The President’s proposed budget includes a 17% increase in funding for the McKinney Vento program. Advocating for this increased funding would help permanently house those most in need of help. Solutions beyond expanding the definition of homelessness exist. Increases in funding for homelessness prevention and rapid re-housing and expanding the supply of affordable housing would prevent families and children from facing the risk of homelessness.
Representative Maxine Waters (D-CA) offered an amendment in the markup that would authorize appropriations to carry out the activities required under the bill. If adopted, this amendment would require compliance with the bill’s provisions only if sufficient resources were provided to implement them. The amendment failed by voice vote and the underlying bill, with technical changes made through an amendment in the nature of a substitute, was approved and reported out of the subcommittee by a voice vote.
Subcommittee Chair Judy Biggert (R-IL) expressed concern that the amendment from Ms. Waters would “negate the purpose of the bill” and that the authorization of appropriations would add a cost to the bill that would have to be offset. In response, Subcommittee Ranking Member Luis Gutierrez (D-IL) said that the bill as is would not solve any problems as there is no funding authorized to carry out the purpose of the bill.
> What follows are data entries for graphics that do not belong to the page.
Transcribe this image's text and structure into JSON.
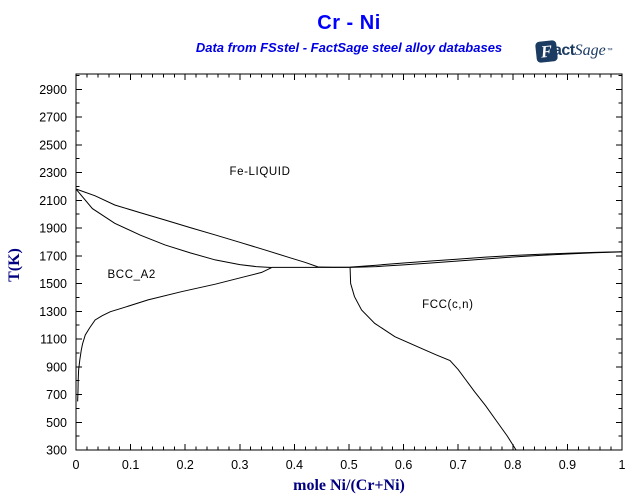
{
  "header": {
    "title": "Cr - Ni",
    "subtitle": "Data from FSstel - FactSage steel alloy databases"
  },
  "logo": {
    "f": "F",
    "act": "act",
    "sage": "Sage",
    "tm": "™",
    "color": "#1c3b63"
  },
  "chart_data": {
    "type": "line",
    "title": "Cr - Ni",
    "subtitle": "Data from FSstel - FactSage steel alloy databases",
    "xlabel": "mole Ni/(Cr+Ni)",
    "ylabel": "T(K)",
    "xlim": [
      0,
      1
    ],
    "ylim": [
      300,
      3010
    ],
    "grid": false,
    "x_major_ticks": [
      0,
      0.1,
      0.2,
      0.3,
      0.4,
      0.5,
      0.6,
      0.7,
      0.8,
      0.9,
      1
    ],
    "x_tick_labels": [
      "0",
      "0.1",
      "0.2",
      "0.3",
      "0.4",
      "0.5",
      "0.6",
      "0.7",
      "0.8",
      "0.9",
      "1"
    ],
    "x_minor_step": 0.02,
    "y_major_ticks": [
      300,
      500,
      700,
      900,
      1100,
      1300,
      1500,
      1700,
      1900,
      2100,
      2300,
      2500,
      2700,
      2900
    ],
    "y_tick_labels": [
      "300",
      "500",
      "700",
      "900",
      "1100",
      "1300",
      "1500",
      "1700",
      "1900",
      "2100",
      "2300",
      "2500",
      "2700",
      "2900"
    ],
    "y_minor_step": 100,
    "colors": {
      "curve": "#000000",
      "axis": "#000000",
      "tick_label": "#000000",
      "title": "#0000ff",
      "axis_label": "#000080",
      "annotation": "#000000"
    },
    "series": [
      {
        "name": "bcc-liquidus",
        "points": [
          [
            0,
            2181
          ],
          [
            0.035,
            2132
          ],
          [
            0.071,
            2066
          ],
          [
            0.118,
            2010
          ],
          [
            0.163,
            1958
          ],
          [
            0.21,
            1902
          ],
          [
            0.255,
            1850
          ],
          [
            0.3,
            1797
          ],
          [
            0.346,
            1742
          ],
          [
            0.39,
            1688
          ],
          [
            0.42,
            1652
          ],
          [
            0.443,
            1620
          ]
        ]
      },
      {
        "name": "bcc-solidus",
        "points": [
          [
            0,
            2181
          ],
          [
            0.03,
            2040
          ],
          [
            0.071,
            1934
          ],
          [
            0.118,
            1848
          ],
          [
            0.163,
            1778
          ],
          [
            0.21,
            1720
          ],
          [
            0.255,
            1670
          ],
          [
            0.3,
            1636
          ],
          [
            0.33,
            1622
          ],
          [
            0.358,
            1615
          ]
        ]
      },
      {
        "name": "eutectic-line",
        "points": [
          [
            0.358,
            1616
          ],
          [
            0.502,
            1616
          ]
        ]
      },
      {
        "name": "fcc-liquidus",
        "points": [
          [
            0.443,
            1619
          ],
          [
            0.47,
            1617
          ],
          [
            0.502,
            1618
          ],
          [
            0.55,
            1632
          ],
          [
            0.6,
            1648
          ],
          [
            0.65,
            1662
          ],
          [
            0.7,
            1676
          ],
          [
            0.75,
            1690
          ],
          [
            0.8,
            1702
          ],
          [
            0.85,
            1711
          ],
          [
            0.9,
            1718
          ],
          [
            0.95,
            1724
          ],
          [
            1.0,
            1729
          ]
        ]
      },
      {
        "name": "fcc-solidus",
        "points": [
          [
            0.502,
            1616
          ],
          [
            0.55,
            1622
          ],
          [
            0.6,
            1634
          ],
          [
            0.65,
            1648
          ],
          [
            0.7,
            1662
          ],
          [
            0.75,
            1677
          ],
          [
            0.8,
            1691
          ],
          [
            0.85,
            1703
          ],
          [
            0.9,
            1713
          ],
          [
            0.95,
            1722
          ],
          [
            1.0,
            1728
          ]
        ]
      },
      {
        "name": "bcc-solvus",
        "points": [
          [
            0.358,
            1614
          ],
          [
            0.34,
            1580
          ],
          [
            0.31,
            1550
          ],
          [
            0.255,
            1495
          ],
          [
            0.194,
            1442
          ],
          [
            0.132,
            1382
          ],
          [
            0.084,
            1322
          ],
          [
            0.063,
            1297
          ],
          [
            0.048,
            1268
          ],
          [
            0.035,
            1237
          ],
          [
            0.025,
            1180
          ],
          [
            0.017,
            1129
          ],
          [
            0.012,
            1065
          ],
          [
            0.0097,
            1021
          ],
          [
            0.007,
            950
          ],
          [
            0.0048,
            877
          ],
          [
            0.004,
            800
          ],
          [
            0.0037,
            733
          ],
          [
            0.003,
            650
          ]
        ]
      },
      {
        "name": "fcc-solvus",
        "points": [
          [
            0.502,
            1614
          ],
          [
            0.503,
            1500
          ],
          [
            0.51,
            1406
          ],
          [
            0.523,
            1309
          ],
          [
            0.547,
            1213
          ],
          [
            0.584,
            1117
          ],
          [
            0.639,
            1021
          ],
          [
            0.66,
            985
          ],
          [
            0.685,
            945
          ],
          [
            0.7,
            880
          ],
          [
            0.715,
            800
          ],
          [
            0.73,
            720
          ],
          [
            0.75,
            620
          ],
          [
            0.77,
            510
          ],
          [
            0.79,
            400
          ],
          [
            0.806,
            300
          ]
        ]
      }
    ],
    "annotations": [
      {
        "text": "Fe-LIQUID",
        "x": 0.337,
        "T": 2310
      },
      {
        "text": "BCC_A2",
        "x": 0.102,
        "T": 1568
      },
      {
        "text": "FCC(c,n)",
        "x": 0.681,
        "T": 1352
      }
    ]
  }
}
National partners, including the National Low Income Housing Coalition (NLIHC) and that National Alliance to End Homelessness (the Alliance) have weighed on this issue. While NLIHC thinks H.R. 32’s sponsor are very positively motivated, it does not support consideration of the bill at this time. The measure does not provide additional resources to serve the people who would be made newly eligible for HUD homeless services by the bill, and HUD is still in the process of implementing the HEARTH Act which was enacted in 2009.
“While there are a number of policy interventions that can mitigate the effects of homelessness on children, the fact remains that children, families, and society will all be better off if we can intervene to prevent homelessness from the outset. This can be done by assuring that sufficient resources are provided to ensure that all households have access to housing that is affordable to them,” said NLIHC President and CEO Sheila Crowley in a letter submitted for the record at a hearing on the bill in December 2011.
In an action alert sent out prior to the February 7 markup, the Alliance expressed strong opposition to H.R. 32, saying, “the legislation is well-intentioned but would have disastrous consequences. It would make an estimated additional 2.35 million children (and their parents) eligible to receive transitional housing and permanent supportive housing without providing any additional resources to serve them.”